Boundaries within a Healthy Relationship
Personal boundaries are limits you set to protect yourself. Healthy boundaries form by having good self-understanding and clear personal values. An important part of respecting yourself and developing healthy relationships is understanding and honoring these boundaries.
In a friendship or romantic relationship, understanding each other’s values means you don’t change who you are and what you believe simply based on the other person. You remain an individual within the relationship. Clear boundaries help ensure that you respect yourself and that others will respect your values.
Each relationship has its own set of boundaries that must be respected. Examples of boundaries could be:
- You and your friend have an understanding that you can talk on the phone until 11 p.m. If you call your friend at 2 a.m. on a school night, that’s disrespecting the boundary.
- In a romantic relationship, you know when and in what context you want to become physically intimate. You know your partner’s feelings about this, too.

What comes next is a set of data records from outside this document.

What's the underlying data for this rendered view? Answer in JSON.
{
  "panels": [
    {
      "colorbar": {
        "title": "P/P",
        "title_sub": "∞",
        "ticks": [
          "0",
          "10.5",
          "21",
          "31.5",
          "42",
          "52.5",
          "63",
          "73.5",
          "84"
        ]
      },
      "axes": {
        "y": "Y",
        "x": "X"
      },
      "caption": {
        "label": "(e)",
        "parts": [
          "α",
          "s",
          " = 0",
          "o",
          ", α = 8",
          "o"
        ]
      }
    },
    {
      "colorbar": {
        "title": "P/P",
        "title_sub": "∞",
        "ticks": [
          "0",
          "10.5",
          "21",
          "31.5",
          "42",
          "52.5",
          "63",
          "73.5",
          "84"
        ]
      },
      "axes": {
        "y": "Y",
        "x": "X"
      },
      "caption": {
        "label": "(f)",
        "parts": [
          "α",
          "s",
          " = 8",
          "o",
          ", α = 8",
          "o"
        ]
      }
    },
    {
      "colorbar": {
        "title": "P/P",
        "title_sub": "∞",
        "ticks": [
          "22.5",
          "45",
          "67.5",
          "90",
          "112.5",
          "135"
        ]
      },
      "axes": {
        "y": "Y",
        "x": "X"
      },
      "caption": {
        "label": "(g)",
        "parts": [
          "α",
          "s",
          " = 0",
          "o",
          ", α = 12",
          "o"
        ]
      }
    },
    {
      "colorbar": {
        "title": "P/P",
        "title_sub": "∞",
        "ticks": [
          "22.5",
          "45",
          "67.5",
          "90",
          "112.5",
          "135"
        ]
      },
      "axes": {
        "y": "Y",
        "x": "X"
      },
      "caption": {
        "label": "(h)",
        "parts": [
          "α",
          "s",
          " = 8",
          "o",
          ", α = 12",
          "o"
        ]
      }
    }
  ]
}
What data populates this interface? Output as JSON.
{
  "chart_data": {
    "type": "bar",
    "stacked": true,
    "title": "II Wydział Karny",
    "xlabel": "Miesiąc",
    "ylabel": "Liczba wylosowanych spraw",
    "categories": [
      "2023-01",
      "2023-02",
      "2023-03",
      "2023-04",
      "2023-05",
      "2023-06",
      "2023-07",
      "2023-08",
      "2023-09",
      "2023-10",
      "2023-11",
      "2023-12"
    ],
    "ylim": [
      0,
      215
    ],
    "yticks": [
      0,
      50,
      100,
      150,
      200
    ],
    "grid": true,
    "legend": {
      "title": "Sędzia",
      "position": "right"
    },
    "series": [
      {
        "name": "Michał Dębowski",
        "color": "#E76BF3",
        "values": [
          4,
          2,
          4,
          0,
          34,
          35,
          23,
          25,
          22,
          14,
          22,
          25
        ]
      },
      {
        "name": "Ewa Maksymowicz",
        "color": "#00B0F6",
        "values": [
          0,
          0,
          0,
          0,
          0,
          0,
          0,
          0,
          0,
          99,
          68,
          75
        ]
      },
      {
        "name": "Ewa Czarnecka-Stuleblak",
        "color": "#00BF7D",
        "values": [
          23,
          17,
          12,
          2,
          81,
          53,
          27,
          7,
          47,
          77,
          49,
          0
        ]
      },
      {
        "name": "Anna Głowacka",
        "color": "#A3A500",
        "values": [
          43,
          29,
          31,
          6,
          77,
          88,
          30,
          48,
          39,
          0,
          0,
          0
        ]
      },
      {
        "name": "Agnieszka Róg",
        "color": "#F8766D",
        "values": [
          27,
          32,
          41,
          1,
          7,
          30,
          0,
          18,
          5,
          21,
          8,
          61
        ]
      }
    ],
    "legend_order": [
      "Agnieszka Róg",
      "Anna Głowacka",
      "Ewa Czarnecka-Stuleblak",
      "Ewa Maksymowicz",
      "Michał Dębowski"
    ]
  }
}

- You balance time you spend with friends and with family to be respectful of both. However, if your family wants you to spend all of your time at home, that’s not respectful of you.
When Boundaries Should be Crossed
Some situations require crossing boundaries, such as when a person’s health or life is threatened.
For example, teens have privacy boundaries with their parents. However, if a boy has a growth on his penis or a girl has pain in her pelvis — possibly because they contracted a sexually transmitted infection (STI) — teens should break that privacy boundary and seek guidance and information from parents or other trusted adults.
Time Apart
Often, teens in romantic relationships begin to spend all of their time with one another, foregoing time with family and other friends and skipping regular activities.
Although it might feel good at first to spend all of your time with your new partner, isolating yourself from your friends can actually be unhealthy and bad for your relationship in the long run.
Setting up times when you’re not with your partner:
- Gives you something to talk about and share with each other the next time you’re together.
- Allows both of you to pursue interests that the other doesn’t share and that make you unique.
- Helps you keep your relationship in perspective and your life balanced.
- Maintains friendships for support. If you ignore your friends and only talk to them between relationships, you’ll probably lose those friendships.